Semantic differences from alerts:
| Alerts | Changes | |
|---|---|---|
| Lifecycle | triggered → acknowledged → resolved (re-opens on later trigger) | Point-in-time only — no lifecycle, no resolvedAt, no occurrenceCount |
action |
Drives the state machine | Required by the wire schema for envelope uniformity, but ignored. Use "trigger". |
dedupKey |
Detector-composed (source:component:eventClass[:instance]) so flap noise collapses |
The change’s stable identifier — git SHA, deploy ID, change-ticket ref. Re-submitting with the same key updates summary + customDetails instead of duplicating. |
| Replay update | Bumps occurrenceCount; may reopen from resolved |
Refreshes summary / customDetails / lastSeenAt; firstSeenAt + occurredAt preserved so the original observation is pinned in time |
| Persistence | EdgeEvent table |
ChangeEvent table |
Useful severity |
info → critical based on detector confidence |
info for routine deploys, warn for canaries, error/critical for emergency hotfixes / rollbacks |
Useful customDetails |
Probe response, syslog body, varbinds | gitSha, deployedBy, targetEnv, runId, ticketRef, diff URL |
Example — a deploy:
{
"eventType": "change",
"dedupKey": "git.deploy:web@abcdef1",
"source": "git.deploy",
"component": "web",
"eventGroup": "deploy",
"eventClass": "deploy",
"severity": "info",
"action": "trigger",
"summary": "Deploy abcdef1 to web (production)",
"occurredAt": "2026-05-21T02:28:30Z",
"customDetails": {
"gitSha": "abcdef1",
"deployedBy": "ci-bot",
"targetEnv": "production"
}
}
A mixed batch (alerts + changes) is fine — they share one envelope and land in one transaction.

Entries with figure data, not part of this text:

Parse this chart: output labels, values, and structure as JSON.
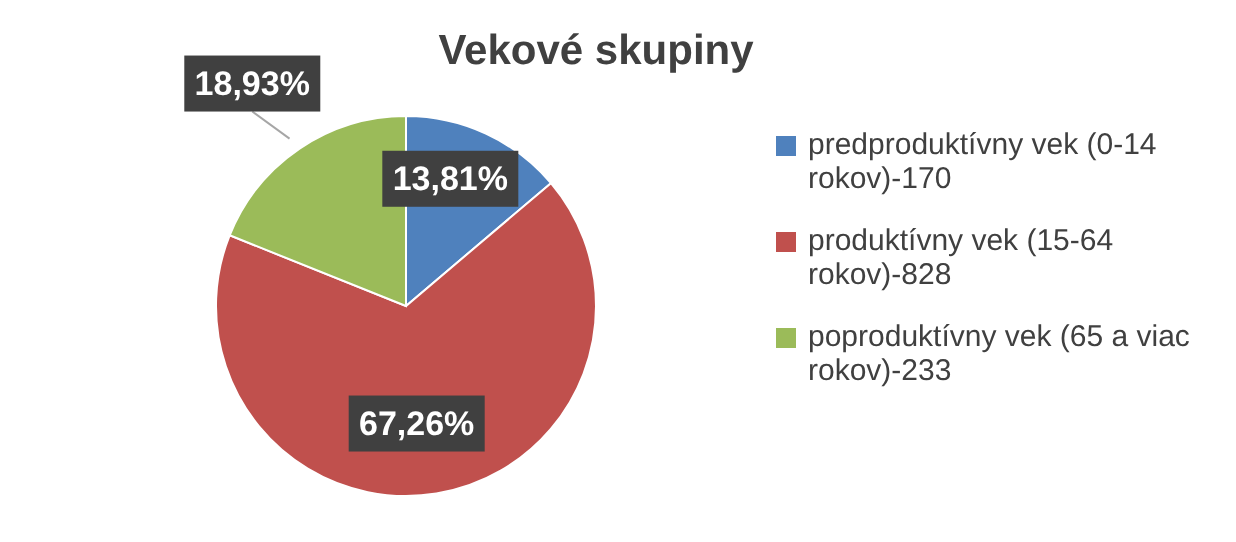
{
  "chart_data": {
    "type": "pie",
    "title": "Vekové skupiny",
    "categories": [
      "predproduktívny vek (0-14 rokov)-170",
      "produktívny vek (15-64 rokov)-828",
      "poproduktívny vek (65 a viac rokov)-233"
    ],
    "values": [
      13.81,
      67.26,
      18.93
    ],
    "colors": [
      "#4f81bd",
      "#c0504d",
      "#9bbb59"
    ],
    "value_labels": [
      "13,81%",
      "67,26%",
      "18,93%"
    ],
    "legend": "right"
  }
}
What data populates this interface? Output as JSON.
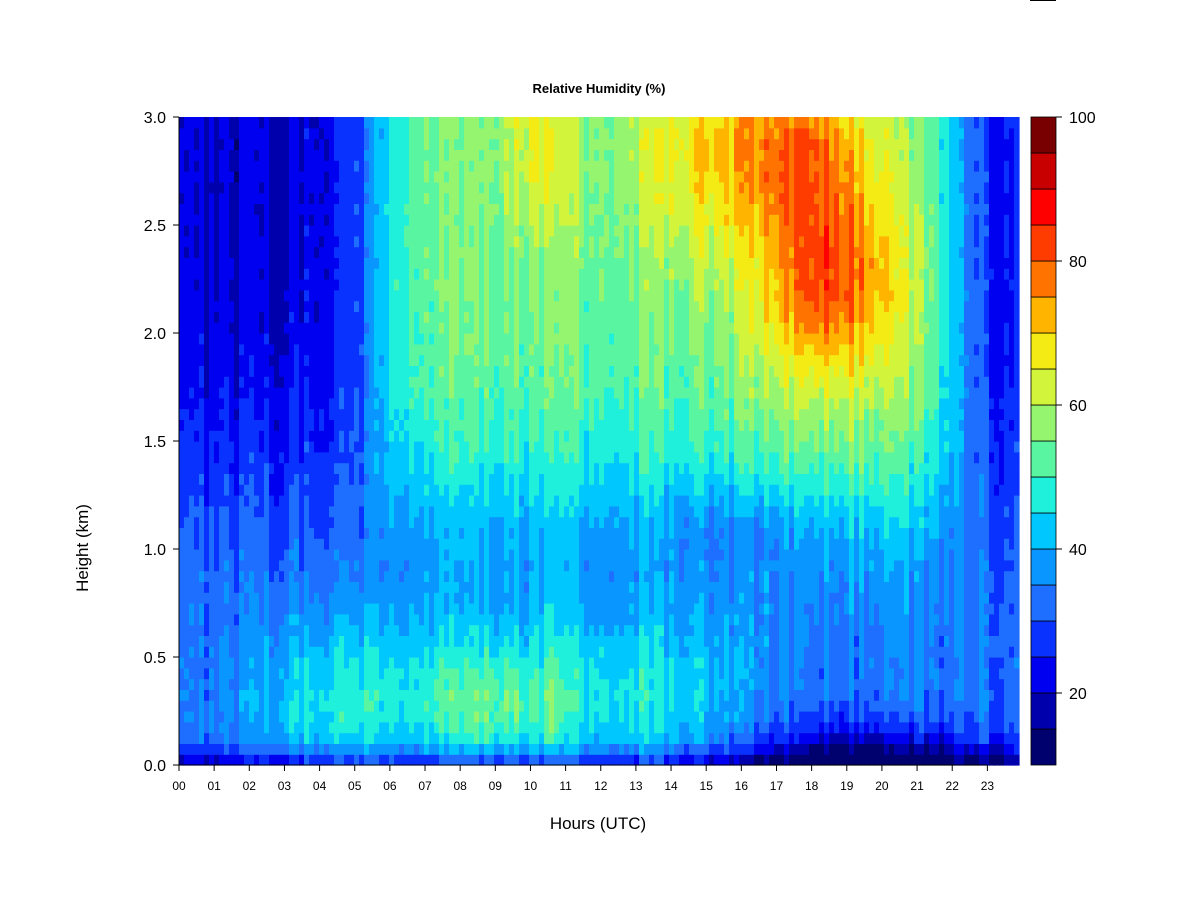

The route response splits the counts:
{ "ok": true, "accepted": 4, "created": 2, "changes": 2, ... }
What this is NOT (yet)
Slice 0 + Slice 1 ship the envelope + ingest + per-event persistence only. There is no event list UI, no correlation engine joining alerts to changes, no escalation, no on-call. Those land in follow-on slices:
- Slice 2 — edge detector framework (registry/scheduler/bus/dedupe/transport in
edge-node-go) - Slice 3 — first built-in detector pack (reachability, SNMP poll+trap, syslog, ARP/DHCP, host self)
- Portal slice — alert ⇄ change correlation engine (N-minute window join)
- Portal slices A / B / C — incident lifecycle UX, escalation, on-call
Track the parent BI BI-9FE9D48D (foundation) and follow-on BI-8405FDA5 (Slice 1 change events).